Karl était lié au niveau des poignets et des chevilles. Ce fut la première chose dont s'aperçu le jeune homme. Il étais dans une pièce, comprenant plusieurs paillasses. De la verrerie et de nombreux instruments les occupaient, alors que dans des canaux aussi large qu'un doigt parcouraient le sol de la pièce, formant un réseau complexe. La deuxième chose, c'est qu'une paire d'yeux bleus le regardait. Des yeux qu'il aurait pu reconnaitre entre tous.
_Karina?
_Oui, lui répondit la femme d'une voix enrouée.
_Comment vas-tu?
_Je suis heureuse de te revoir.
_Moi aussi. On va sortir.
_Non, lui fit Karina. On est piegée. On va y passer come celles avant nous.
_Sur ce point, elle n'a pas tort, fit le majordome.
Vêtu d'un tablier gris, il nettoyait différents instruments, ciseaux, pinces et autres scalpels.
_Que faites-vous? demanda Karl.
_Je suppose qu'il n'y a pas de risques à ce que je vous le dise. Tout simplement, j'ai besoin de vous, pour un petit sacrifice.
_Et monsieur le baron est au courant? hasarda Karl.
_Cela fait longtemps que monsieur le baron est mort. J'ai du l'enterrer moi-même, mais quel calme.
_Vous l'avez tué lui aussi.
_Non, tout de même pas. Il est mort d'une vilaine grippe. Mais il souffrait tellement, je l'ai aidé à surmonter la douleur. C'est fou ce que la cigüe a de bon... Mais passons. Par qui je commence?
Karl trembla de peur, alors que le majordome s'avançait vers Karina. Il s'apprétait à inciser une artère, lorsqu'un reflet parcourut la pièce.
_Alors vous aussi vous êtes là? remarqua le majordome.
_Oui, j'avais des questions à vous poser, répondit le chevalier. Savez-vous qu'elle est toujours au village.
_Impossible, elle est morte.
_Non, ça c'est ce que vous croyiez. Et c'est pour ça que vous avez tué ces jeunes demoiselles.

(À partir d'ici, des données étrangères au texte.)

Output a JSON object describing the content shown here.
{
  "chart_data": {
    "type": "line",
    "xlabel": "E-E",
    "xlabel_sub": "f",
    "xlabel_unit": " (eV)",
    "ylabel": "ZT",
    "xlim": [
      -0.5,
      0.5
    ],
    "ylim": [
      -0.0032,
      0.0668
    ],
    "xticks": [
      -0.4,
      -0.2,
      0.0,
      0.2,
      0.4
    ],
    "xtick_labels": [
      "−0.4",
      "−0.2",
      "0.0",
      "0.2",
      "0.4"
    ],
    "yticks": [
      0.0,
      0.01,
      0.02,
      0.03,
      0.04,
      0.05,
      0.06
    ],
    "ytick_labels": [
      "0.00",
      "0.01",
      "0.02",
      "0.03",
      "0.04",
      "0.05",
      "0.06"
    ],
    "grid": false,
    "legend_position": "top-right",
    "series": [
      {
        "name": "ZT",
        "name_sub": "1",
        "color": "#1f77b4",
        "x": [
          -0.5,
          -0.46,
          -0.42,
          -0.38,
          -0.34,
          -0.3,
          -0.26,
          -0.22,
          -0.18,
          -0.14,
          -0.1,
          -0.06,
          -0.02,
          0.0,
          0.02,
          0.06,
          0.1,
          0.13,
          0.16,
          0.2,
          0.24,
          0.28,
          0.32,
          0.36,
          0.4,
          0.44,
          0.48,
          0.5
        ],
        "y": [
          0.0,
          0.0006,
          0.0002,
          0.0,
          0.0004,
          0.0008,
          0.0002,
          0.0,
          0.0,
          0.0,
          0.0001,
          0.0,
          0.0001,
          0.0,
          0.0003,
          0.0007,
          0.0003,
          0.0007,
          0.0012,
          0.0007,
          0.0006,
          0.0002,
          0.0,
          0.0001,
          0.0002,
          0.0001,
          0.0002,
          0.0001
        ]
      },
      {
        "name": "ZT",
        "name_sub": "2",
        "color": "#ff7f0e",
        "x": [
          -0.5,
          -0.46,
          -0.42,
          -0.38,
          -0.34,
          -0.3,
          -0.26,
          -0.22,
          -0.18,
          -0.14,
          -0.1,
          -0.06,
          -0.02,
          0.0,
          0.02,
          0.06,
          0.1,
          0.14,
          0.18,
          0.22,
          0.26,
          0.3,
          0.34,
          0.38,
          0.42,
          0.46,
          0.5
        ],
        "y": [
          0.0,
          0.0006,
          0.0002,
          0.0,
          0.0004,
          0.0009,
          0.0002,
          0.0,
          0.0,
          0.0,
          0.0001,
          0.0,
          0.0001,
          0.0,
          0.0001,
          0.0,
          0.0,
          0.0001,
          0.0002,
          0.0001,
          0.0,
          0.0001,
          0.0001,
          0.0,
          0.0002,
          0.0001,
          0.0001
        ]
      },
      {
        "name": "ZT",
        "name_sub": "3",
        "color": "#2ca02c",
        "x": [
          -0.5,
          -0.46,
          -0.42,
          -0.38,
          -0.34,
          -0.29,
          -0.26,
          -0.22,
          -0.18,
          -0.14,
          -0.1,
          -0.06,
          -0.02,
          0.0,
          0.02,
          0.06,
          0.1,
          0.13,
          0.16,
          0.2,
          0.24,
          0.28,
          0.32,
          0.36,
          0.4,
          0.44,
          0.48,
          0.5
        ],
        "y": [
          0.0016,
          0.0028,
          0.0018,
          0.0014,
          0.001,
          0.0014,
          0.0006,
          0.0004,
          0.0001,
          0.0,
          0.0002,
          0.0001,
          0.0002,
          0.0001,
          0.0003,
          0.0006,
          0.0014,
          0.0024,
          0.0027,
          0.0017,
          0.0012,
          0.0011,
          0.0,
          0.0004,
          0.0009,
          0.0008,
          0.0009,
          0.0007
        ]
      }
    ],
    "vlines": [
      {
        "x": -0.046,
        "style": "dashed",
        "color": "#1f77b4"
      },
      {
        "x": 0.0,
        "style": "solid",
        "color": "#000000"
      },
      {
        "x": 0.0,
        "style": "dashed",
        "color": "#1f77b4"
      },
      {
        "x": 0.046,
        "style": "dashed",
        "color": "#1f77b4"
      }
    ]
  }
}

_Savez-vous seulement, chevalier, ce que c'est de voir une femme belle comme le printemps tout les jours, et du jour au lendemain, la perdre. Elle était belle, et elle était douce, comme ses roses. Mais je l'ai perdu. Savez-vous ce que c'est, chevalier? Du jour au lendemain, je ne l'ai plus vue. Je voulait tant la revoir une dernière fois. J'ai demandé au baron de m'accorder un peu de repos. Et lui n'a même pas daigné m'accorder une heure! Alors, j'ai découvert ce livre, dans sa bibliothèque personnelle. Un livre passionnant. Je l'ai subtilisé. J'avais enfin l'espoir de la revoir...

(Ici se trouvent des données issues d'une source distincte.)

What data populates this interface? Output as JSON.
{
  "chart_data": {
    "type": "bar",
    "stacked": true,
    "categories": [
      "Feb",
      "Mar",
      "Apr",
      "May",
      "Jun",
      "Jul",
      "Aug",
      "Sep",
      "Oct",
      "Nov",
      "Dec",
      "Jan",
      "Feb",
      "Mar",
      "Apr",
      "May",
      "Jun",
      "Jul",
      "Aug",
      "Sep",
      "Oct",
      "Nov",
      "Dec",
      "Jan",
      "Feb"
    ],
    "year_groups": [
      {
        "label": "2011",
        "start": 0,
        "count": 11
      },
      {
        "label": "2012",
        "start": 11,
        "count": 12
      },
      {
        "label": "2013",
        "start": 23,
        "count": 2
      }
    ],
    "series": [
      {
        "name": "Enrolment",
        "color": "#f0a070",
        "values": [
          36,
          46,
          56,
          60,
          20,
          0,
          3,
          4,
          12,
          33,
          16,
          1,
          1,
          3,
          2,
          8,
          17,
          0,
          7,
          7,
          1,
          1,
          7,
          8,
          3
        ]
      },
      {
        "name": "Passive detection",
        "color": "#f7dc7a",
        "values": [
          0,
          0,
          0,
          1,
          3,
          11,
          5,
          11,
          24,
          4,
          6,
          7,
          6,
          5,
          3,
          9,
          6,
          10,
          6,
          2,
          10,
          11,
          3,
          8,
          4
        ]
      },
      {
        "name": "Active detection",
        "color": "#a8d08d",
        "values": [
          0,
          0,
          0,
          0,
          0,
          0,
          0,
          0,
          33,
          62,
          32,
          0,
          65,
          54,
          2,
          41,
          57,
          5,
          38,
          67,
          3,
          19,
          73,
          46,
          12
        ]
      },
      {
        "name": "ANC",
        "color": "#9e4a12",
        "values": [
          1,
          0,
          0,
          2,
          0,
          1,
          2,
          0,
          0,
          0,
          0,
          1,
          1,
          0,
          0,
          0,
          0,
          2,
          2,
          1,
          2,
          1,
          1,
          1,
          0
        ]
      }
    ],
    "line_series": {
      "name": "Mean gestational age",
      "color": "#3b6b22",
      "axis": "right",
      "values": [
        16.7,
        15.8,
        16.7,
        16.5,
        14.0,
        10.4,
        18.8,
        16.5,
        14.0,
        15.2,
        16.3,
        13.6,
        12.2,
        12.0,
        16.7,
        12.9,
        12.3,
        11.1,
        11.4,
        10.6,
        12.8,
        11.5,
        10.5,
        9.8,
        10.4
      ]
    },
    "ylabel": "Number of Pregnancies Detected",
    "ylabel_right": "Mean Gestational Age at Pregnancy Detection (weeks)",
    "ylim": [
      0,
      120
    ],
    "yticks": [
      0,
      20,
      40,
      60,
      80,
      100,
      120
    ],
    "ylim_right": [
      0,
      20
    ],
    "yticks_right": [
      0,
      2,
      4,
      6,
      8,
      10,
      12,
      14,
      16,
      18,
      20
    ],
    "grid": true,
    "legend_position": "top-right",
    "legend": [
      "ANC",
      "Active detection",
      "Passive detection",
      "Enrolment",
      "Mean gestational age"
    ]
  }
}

_En tuant d'autres jeunes filles.
_Oui, la solution était là. En tuant une jeune fille, j'envoie son âme derrière les portes. En théorie, je peux avoir une autre âme. Et la faire venir dans un corps.
_Vous oubliez une chose.
_Oui, bien sur. Une âme n'en vaut pas forcément une autre. Et jusqu'à maintenant, tout ce que j'avais, c'était un pantin, avec un semblant d'âme. Un pantin, c'était exact. Juste des envies primaires, manger, dormir. Rien de cela ne L'approchait. Mais parallèlement, j'ai eu une satisfaction, une douleur aussi. J'avais réussi à obtenir des roses bleues.
_En les irrigant de sang.
_Un jour, Elle dut se couper, et son sang nourrit un rosier. Peu après, des roses bleues apparaissaient. Même si je ne la revois pas, je peux voir sa création!
Nietze regarda le majordome longuement.
_Savez-vous pourquoi vous ne pouvez ramener son âme?

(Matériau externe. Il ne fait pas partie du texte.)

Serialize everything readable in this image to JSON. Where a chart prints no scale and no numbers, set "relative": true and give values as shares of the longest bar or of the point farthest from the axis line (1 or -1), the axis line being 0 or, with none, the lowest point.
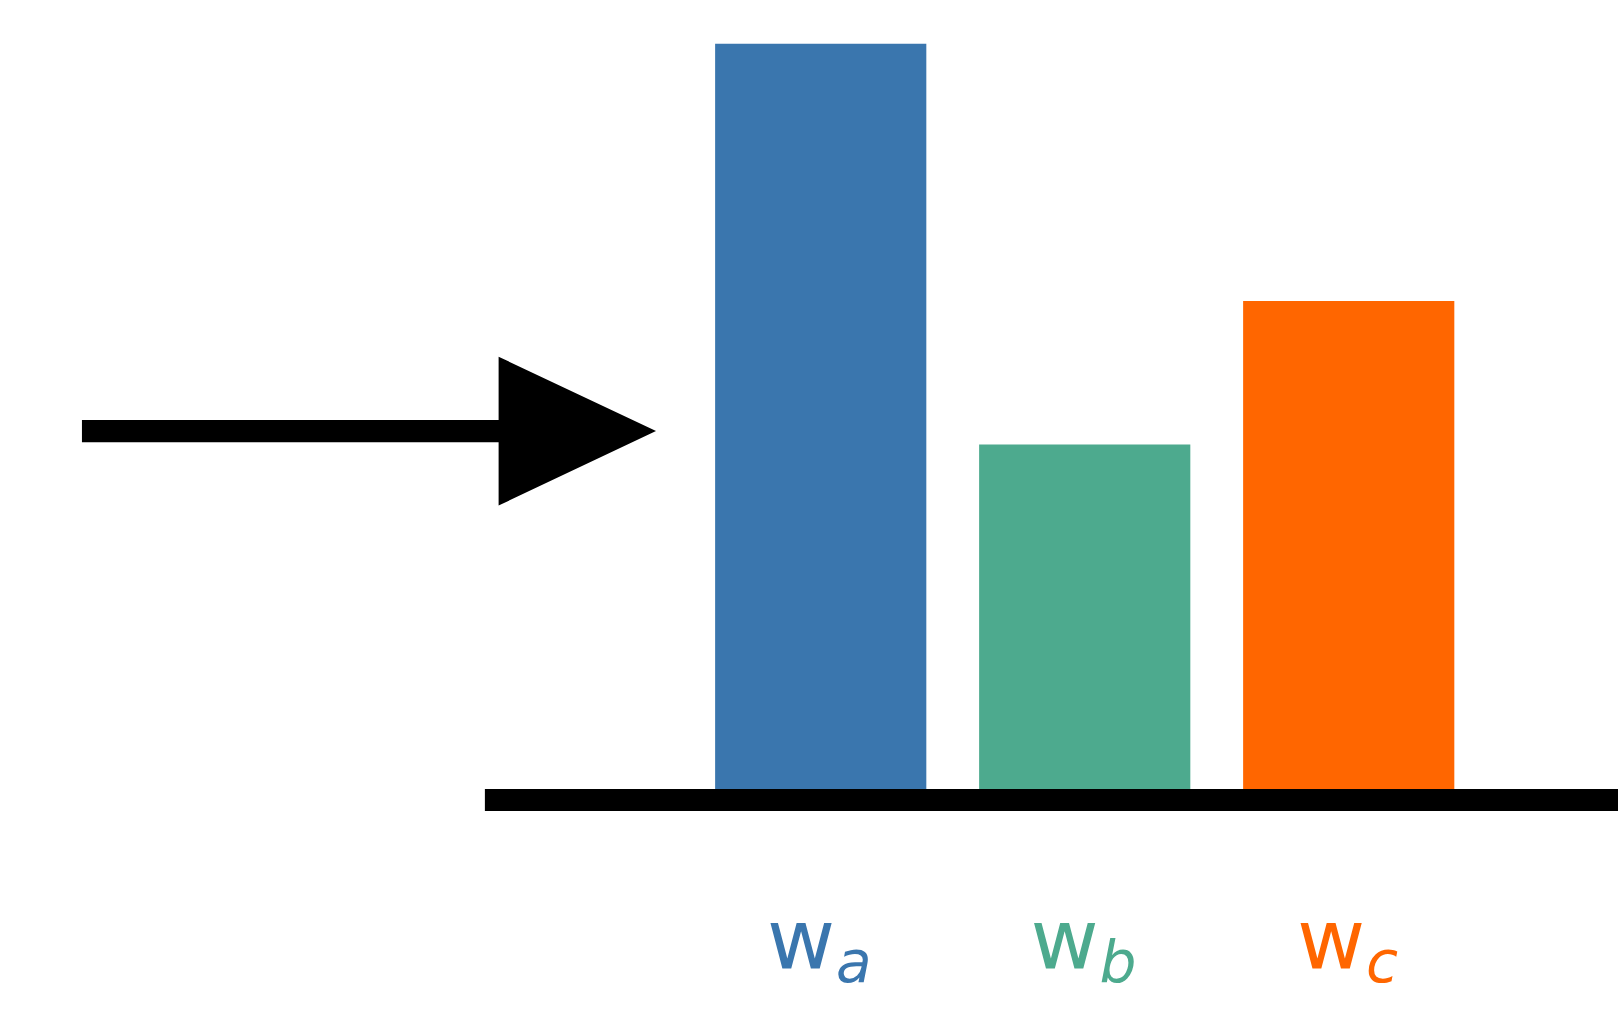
{
  "chart_data": {
    "type": "bar",
    "relative": true,
    "categories": [
      "w$_{a}$",
      "w$_{b}$",
      "w$_{c}$"
    ],
    "values": [
      1,
      0.47,
      0.66
    ],
    "colors": [
      "#3a76ae",
      "#4daa8e",
      "#ff6600"
    ]
  }
}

_Car aucune n'étais aussi pure que la Sienne. Mais maintenant, cela va changer.
_Tout simplement, elle n'est pas partie...
Le majordome lacha son scalpel.
_Impossible. Elle est morte dans le ravin.
_Mais son corps n'a pas été retrouvé. La dame que vous cherchez est avec nous.
_Non, Liebe est morte.
_Alors qui crois-tu que je sois? fit une voix derrière le chevalier.
La vieille dame aux pommes apparut dans la lumière.
_Qui est cette femme horriblement laide et vieille? s'écria le majordome. Tu ne peux pas être Liebe.
_Ton jugement est faussé, Dern. J'ai vieilli, comme toi, répondit-elle.
_Non! Liebe était belle! Tu ne peux pas être elle.
_L'amour t'as fermé les yeux. De même que ta peur, ta colère, et ton chagrin. je n'arrosais pas mes roses de sang, je leur donnais mon temps et mon amour.
_Impossible. Liebe est morte. Mais je vois que vous persistez. Vous ne valez pas mieux que ceux que je sacrifie.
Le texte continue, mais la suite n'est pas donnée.